Eradication of hepatitis C virus (HCV) reduces, but does not eliminate, the risk of hepatocellular cancer (HCC).1-3 Many risk scores have been developed in the last few years.4 We developed and validated a simple scoring system called the General Evaluation Score (GES) to stratify patients according to the risk of HCC among those with compensated advanced chronic liver disease (cACLD) from chronic HCV infection who achieved sustained virologic response (SVR) after therapy with a direct-acting antiviral (DAA) agent, based on pre-treatment data.5, 6 We further studied the dynamics of the GES, investigating and evaluating its use after completion of DAA treatment, and developed an algorithm using GES scores, pre- and post-treatment.7

We thus read with great interest the article from Tahata et al.8 They proposed a model based on four variables (baseline BMI, baseline FIB-4 index, albumin level at SVR, and alpha-foetoprotein [AFP] level at SVR) to construct a prediction model for HCC occurrence.
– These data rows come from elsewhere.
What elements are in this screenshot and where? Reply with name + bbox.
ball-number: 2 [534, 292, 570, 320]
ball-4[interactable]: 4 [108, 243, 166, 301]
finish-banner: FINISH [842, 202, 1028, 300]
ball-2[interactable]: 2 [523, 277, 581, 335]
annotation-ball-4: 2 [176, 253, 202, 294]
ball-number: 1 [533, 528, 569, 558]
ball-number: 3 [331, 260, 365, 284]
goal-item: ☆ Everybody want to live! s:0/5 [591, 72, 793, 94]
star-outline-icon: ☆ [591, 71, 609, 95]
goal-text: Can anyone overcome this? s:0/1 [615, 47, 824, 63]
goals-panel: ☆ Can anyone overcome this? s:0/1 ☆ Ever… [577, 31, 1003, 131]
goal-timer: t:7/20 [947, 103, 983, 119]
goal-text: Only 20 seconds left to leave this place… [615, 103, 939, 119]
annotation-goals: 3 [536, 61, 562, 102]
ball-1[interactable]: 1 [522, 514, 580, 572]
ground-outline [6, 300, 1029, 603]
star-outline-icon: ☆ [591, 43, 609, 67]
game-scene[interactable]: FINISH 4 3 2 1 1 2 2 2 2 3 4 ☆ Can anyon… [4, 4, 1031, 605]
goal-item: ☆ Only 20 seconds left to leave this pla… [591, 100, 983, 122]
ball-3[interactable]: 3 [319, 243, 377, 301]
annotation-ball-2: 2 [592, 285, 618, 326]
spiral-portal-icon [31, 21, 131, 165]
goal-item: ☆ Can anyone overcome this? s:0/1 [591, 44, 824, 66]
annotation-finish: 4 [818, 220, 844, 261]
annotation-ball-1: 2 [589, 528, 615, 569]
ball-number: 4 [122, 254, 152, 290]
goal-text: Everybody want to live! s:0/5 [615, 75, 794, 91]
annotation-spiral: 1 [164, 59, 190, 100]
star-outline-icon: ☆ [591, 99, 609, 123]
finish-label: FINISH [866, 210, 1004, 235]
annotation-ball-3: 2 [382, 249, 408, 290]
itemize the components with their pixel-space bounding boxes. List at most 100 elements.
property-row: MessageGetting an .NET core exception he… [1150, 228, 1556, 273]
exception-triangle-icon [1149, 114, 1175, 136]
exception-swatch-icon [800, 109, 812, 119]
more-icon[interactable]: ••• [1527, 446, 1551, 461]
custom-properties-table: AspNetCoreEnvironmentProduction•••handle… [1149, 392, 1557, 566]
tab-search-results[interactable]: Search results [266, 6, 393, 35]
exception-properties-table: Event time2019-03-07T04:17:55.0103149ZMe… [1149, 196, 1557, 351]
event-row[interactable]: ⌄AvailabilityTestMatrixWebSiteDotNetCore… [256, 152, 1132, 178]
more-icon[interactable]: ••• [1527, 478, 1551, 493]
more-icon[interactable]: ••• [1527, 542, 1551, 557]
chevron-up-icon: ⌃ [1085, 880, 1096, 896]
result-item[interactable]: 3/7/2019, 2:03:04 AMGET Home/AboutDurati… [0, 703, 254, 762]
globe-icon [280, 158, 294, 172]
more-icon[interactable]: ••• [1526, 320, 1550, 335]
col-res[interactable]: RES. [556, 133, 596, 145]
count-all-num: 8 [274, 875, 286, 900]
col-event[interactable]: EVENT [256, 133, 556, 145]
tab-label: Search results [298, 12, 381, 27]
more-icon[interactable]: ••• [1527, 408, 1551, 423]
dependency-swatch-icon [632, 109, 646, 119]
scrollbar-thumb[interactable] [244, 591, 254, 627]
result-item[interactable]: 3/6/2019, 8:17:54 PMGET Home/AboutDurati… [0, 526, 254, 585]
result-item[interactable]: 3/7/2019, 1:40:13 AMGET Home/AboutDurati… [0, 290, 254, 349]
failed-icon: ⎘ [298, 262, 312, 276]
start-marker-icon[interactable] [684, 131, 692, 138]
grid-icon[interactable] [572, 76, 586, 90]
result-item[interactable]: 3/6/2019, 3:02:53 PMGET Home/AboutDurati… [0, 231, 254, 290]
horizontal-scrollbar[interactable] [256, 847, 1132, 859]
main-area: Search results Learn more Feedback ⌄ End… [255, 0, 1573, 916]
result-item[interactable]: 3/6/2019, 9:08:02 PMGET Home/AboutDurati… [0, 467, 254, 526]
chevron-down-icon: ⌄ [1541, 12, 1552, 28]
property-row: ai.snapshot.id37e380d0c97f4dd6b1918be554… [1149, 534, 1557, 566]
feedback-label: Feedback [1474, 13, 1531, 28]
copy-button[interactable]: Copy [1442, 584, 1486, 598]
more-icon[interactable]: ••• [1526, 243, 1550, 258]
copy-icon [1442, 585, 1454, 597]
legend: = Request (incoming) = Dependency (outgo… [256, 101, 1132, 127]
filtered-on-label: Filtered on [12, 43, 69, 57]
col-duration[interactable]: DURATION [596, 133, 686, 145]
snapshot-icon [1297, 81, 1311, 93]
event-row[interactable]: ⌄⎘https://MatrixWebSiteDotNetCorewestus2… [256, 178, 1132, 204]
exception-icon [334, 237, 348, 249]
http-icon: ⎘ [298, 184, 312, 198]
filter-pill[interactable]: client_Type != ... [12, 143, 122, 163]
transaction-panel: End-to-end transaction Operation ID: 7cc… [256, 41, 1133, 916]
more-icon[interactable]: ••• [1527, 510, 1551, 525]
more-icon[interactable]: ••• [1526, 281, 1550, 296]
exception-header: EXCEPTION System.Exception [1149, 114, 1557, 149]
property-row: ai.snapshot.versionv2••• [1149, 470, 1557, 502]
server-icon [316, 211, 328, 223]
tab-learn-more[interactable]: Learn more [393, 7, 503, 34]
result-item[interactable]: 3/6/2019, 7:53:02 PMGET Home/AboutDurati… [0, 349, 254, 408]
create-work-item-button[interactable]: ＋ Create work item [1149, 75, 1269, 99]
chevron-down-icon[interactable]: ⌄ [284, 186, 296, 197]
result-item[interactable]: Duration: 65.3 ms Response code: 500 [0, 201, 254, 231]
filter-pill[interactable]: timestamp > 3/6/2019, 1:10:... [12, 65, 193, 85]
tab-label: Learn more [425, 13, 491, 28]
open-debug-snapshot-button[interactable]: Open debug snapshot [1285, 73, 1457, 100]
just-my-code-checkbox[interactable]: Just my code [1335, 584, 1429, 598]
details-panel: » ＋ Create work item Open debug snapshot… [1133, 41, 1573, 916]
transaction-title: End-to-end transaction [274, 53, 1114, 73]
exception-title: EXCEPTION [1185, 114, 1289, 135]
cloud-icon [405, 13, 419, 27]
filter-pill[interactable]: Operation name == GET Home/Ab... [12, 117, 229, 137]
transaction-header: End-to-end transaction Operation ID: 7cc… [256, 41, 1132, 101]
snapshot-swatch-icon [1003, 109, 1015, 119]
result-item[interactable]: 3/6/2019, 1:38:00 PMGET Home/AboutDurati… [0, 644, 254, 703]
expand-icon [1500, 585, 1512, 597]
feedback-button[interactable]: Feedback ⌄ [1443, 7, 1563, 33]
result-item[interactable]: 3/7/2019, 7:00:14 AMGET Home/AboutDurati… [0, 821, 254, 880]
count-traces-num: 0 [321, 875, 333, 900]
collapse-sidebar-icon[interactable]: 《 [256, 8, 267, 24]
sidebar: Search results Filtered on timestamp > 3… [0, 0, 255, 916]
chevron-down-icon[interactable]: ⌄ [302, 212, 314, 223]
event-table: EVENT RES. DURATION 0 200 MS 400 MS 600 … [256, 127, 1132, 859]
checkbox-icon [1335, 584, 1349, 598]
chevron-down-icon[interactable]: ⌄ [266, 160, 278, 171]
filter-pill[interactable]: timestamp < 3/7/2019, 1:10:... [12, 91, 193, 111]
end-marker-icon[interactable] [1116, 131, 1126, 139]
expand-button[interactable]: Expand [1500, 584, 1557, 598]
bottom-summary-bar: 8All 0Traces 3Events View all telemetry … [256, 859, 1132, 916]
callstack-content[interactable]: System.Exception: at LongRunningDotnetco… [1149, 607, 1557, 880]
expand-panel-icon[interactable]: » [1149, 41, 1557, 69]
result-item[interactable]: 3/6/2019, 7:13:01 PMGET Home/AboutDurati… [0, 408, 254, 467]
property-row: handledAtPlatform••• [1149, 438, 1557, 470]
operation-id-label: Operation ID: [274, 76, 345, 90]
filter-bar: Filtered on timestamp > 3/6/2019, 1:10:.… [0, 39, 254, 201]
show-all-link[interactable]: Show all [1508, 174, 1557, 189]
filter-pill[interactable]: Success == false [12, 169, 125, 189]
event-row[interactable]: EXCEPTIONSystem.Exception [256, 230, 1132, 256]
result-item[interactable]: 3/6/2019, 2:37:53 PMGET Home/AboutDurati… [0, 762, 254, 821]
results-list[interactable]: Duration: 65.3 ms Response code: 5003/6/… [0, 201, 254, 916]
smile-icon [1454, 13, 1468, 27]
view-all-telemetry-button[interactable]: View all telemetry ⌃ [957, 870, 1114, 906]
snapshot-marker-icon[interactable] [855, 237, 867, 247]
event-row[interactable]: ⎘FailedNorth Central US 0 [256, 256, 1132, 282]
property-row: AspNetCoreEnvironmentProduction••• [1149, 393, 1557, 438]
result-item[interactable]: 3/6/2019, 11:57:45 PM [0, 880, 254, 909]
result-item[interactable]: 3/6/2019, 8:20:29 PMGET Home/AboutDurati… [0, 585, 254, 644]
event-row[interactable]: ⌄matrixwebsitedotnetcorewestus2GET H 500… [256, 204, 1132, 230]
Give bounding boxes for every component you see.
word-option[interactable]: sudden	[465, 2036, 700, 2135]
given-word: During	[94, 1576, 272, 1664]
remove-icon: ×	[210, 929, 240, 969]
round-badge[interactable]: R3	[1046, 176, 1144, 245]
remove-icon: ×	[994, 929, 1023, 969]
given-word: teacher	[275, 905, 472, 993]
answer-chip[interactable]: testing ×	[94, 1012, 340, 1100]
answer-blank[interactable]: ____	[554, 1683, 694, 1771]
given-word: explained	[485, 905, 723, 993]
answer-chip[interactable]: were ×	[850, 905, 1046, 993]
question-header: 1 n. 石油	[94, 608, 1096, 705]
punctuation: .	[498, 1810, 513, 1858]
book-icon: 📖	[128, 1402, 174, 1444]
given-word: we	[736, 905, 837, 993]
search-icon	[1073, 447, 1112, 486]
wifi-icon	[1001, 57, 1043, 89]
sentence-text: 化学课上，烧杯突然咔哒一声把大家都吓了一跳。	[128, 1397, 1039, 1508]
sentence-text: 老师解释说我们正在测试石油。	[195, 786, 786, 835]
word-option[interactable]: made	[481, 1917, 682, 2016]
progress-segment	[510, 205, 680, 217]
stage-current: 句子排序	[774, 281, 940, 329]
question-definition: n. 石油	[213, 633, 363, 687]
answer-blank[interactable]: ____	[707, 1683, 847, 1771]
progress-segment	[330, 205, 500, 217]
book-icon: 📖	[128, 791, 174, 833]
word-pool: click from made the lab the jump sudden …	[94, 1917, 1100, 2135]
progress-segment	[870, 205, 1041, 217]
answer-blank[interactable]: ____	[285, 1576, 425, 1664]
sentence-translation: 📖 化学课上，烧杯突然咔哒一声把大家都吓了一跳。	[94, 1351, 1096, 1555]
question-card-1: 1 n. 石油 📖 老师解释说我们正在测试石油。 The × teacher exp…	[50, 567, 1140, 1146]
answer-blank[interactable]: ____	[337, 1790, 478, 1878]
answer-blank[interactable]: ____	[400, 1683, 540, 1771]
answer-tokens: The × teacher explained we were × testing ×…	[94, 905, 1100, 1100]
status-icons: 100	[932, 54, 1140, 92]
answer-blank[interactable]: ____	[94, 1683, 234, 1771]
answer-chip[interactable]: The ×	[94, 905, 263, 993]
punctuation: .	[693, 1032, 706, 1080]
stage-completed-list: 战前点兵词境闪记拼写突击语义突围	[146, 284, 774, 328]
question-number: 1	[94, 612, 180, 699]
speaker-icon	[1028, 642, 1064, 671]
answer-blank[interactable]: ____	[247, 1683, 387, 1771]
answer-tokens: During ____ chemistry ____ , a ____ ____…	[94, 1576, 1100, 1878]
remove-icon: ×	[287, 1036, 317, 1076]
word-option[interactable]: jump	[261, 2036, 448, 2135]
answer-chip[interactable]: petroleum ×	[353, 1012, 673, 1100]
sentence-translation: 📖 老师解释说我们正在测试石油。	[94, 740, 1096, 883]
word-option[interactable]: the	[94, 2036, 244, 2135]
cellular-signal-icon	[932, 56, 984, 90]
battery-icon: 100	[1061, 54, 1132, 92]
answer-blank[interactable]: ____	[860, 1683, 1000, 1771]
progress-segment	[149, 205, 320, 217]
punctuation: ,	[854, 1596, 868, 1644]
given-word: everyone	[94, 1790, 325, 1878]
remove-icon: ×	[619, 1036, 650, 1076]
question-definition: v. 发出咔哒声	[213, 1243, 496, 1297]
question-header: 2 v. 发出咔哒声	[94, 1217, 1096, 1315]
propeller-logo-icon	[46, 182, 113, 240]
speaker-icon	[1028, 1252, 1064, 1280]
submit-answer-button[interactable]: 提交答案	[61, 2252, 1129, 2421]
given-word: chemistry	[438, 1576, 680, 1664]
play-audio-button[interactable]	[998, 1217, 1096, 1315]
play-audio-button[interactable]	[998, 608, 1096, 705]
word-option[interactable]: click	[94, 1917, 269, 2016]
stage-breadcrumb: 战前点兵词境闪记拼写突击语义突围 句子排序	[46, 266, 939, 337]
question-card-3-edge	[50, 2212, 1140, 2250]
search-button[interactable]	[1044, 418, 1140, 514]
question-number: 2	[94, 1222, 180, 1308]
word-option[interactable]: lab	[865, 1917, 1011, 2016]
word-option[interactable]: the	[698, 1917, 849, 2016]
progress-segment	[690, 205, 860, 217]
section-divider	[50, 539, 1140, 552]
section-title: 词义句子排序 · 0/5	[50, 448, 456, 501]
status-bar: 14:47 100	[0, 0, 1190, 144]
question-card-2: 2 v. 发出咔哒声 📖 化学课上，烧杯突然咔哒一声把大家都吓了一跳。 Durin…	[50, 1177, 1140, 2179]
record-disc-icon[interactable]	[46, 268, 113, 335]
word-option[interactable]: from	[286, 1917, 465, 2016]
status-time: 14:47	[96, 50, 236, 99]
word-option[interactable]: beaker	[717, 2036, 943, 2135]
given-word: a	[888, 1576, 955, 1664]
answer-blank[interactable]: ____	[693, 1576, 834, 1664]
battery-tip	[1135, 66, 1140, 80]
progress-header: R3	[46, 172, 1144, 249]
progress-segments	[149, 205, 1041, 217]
In response to the authors' recommendation to evaluate their model in different patient populations, we validated the model in 938 Egyptian patients with chronic hepatitis C genotype 4, and with cirrhosis (F4; 570 patients) or advanced fibrosis (F3; 368 patients), who had achieved SVR following DAAs. Duration of follow-up was 6–72 months after the end of treatment. HCC developed in 54 patients during the study period. Figure 1A shows cumulative HCC occurrence rates after SVR according to the model, with log rank P value of 0.010 and Harrell’s c statistic of 0.6600.

Cumulative HCC occurrence rate after SVR according to (A) published model, (B) modified model

The use of the six levels model was found difficult in our cohort. Therefore, we propose classification of the scale of model into three risk groups; low (0-1), intermediate (2-3) and high (4-5). The results are presented in Figure 1B. HCC incidence was 0.83/100 patient-years (py) (95% CI = 0.30-1.83) in the low-risk group, 2.57/100 py (95% CI = 1.63-3.86) in the intermediate-risk, and 4.85/100 py (95% CI = 3.29-6.92) in the high-risk group. Log-rank P value changed to 0.002, and Harrell’s c statistic is 0.6600.

Two additional points should be clarified. First, in Japan, where the model was developed, obesity rates are estimated to be 4.3%. However, in Egypt, it is estimated to be 32.0% according to the most recent data available from the World Health Organization (WHO) as of 26 March 2020.9 Differences in BMI among different populations may interfere with the accuracy of the HCC prediction model.

Second, dynamic models that incorporate changes in clinical variables and risk biomarkers over time are usually more predictive of HCC incidence than simple models.4 The inclusion of AFP at SVR into this model was a strength that was not clearly emphasised. This was recently supported by Kuwano et al who concluded that AFP at end of treatment is a useful predictor of HCC occurrence.10

Declaration of personal interests: None.